The recipe is a patient one, the kind that requires an "A, B, C," and "D" collection of ingredients, but it's not difficult and the flavor - like a tangy gumbo in pastry -  is unlike anything you've ever had. If you want the recipe, I'll send it to you.

Once all the ingredients, with the exception of the hard boiled eggs (I know! Is there anything that's NOT in there? No. There's not.),  are simmering on the stove and you have a 30-minute breather, you use that breather to make your pie crust.

Pie crust gets a bad rap for being tricky, but it's not. There's a reason we say, "easy as pie," and the reason is that pie is easy. Luckily, my friend Nancy taught me an important trick - put the flour and salt in a bowl and blend with a fork, put the shortening in the bowl and blend with a fork until it's like sand, and then - and here's the secret trick - once you add the iced water barely fluff it up, just enough so that it begins to clump together. Imagine being able to do that with laundry, pull it from the dryer, give it a toss and you're done. That's what you do with your dough. Don't bother with the cuisinart. Washing that thing takes five times as long as making pie dough with a fork and bowl.

And I know, it's the rolling of the dough that bogs the project down, but I have a trick for that, too.  I learned this trick one beautiful July weekend on Vashon Island while staying with the family of a college roommate.  After spending the afternoon picking cherries, the wasps so drunk on juice they bumped happily against us before diving in for another guzzle, my friend's mom made a cherry pie using bacon fat as her shortening.  As if that wasn't tip enough for one afternoon, she then rolled her dough out between sheets of Saran Wrap, quickly, with no sticking, and keeping the counters clean.  I've never been successful with Saran Wrap because it wrestles me and wins, so I use a kitchen trash bag.

Take the bag and slit the bottom so it's a tube.  Throw a little flour in there. Then, loosely gather half of your dough and put it in a trash bag. Don't worry if it's in particles, because rolling will make it stick together.  Make a little Ayer's Rock/Uluru with it, sprinkle some flour on top and start rolling.


Work the center first, then the edges.  Every once in a while lift the bag from the dough, flip the whole thing over, lift the bag from the dough, and rotate so that you're sort of making a circle.  It doesn't matter if the edges look rough, just pull dough off and fill the gaps and roll a little more.


Then, all you do is put your pan in there upside down and flip the whole thing over.

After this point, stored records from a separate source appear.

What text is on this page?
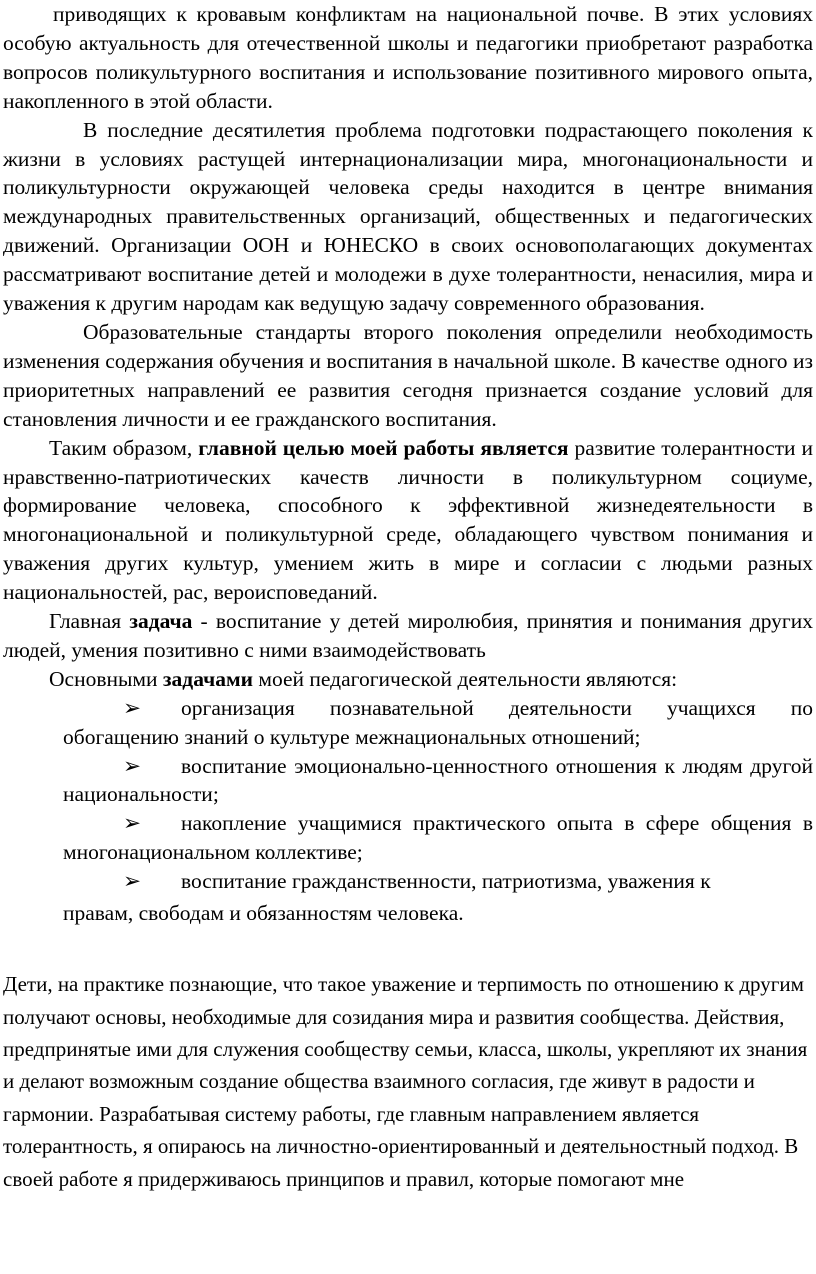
приводящих к кровавым конфликтам на национальной почве. В этих условиях особую актуальность для отечественной школы и педагогики приобретают разработка вопросов поликультурного воспитания и использование позитивного мирового опыта, накопленного в этой области.

В последние десятилетия проблема подготовки подрастающего поколения к жизни в условиях растущей интернационализации мира, многонациональности и поликультурности окружающей человека среды находится в центре внимания международных правительственных организаций, общественных и педагогических движений. Организации ООН и ЮНЕСКО в своих основополагающих документах рассматривают воспитание детей и молодежи в духе толерантности, ненасилия, мира и уважения к другим народам как ведущую задачу современного образования.

Образовательные стандарты второго поколения определили необходимость изменения содержания обучения и воспитания в начальной школе. В качестве одного из приоритетных направлений ее развития сегодня признается создание условий для становления личности и ее гражданского воспитания.

Таким образом, главной целью моей работы является развитие толерантности и нравственно-патриотических качеств личности в поликультурном социуме, формирование человека, способного к эффективной жизнедеятельности в многонациональной и поликультурной среде, обладающего чувством понимания и уважения других культур, умением жить в мире и согласии с людьми разных национальностей, рас, вероисповеданий.

Главная задача - воспитание у детей миролюбия, принятия и понимания других людей, умения позитивно с ними взаимодействовать

Основными задачами моей педагогической деятельности являются:

➢ организация познавательной деятельности учащихся по обогащению знаний о культуре межнациональных отношений;

➢ воспитание эмоционально-ценностного отношения к людям другой национальности;

➢ накопление учащимися практического опыта в сфере общения в многонациональном коллективе;

➢ воспитание гражданственности, патриотизма, уважения к
правам, свободам и обязанностям человека.

Дети, на практике познающие, что такое уважение и терпимость по отношению к другим получают основы, необходимые для созидания мира и развития сообщества. Действия, предпринятые ими для служения сообществу семьи, класса, школы, укрепляют их знания и делают возможным создание общества взаимного согласия, где живут в радости и гармонии. Разрабатывая систему работы, где главным направлением является толерантность, я опираюсь на личностно-ориентированный и деятельностный подход. В своей работе я придерживаюсь принципов и правил, которые помогают мне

Take the other half of the dough and repeat the process.  To move the dough to the top of the pie, just roll it around your rolling pin.



Do the usual folding and pinching, and poke a little design in the top.  I made a pig, to be clever.  Then, bake it.  Forty minutes later, this comes out of the oven, and it is so good you'll think you have a parade in your mouth.  Your only problem will be burning your tongue because you can't wait for it to cool.



And just look at that flaky crust.  That crust makes this a breakfast dish, too, one that will make you think summer is almost here.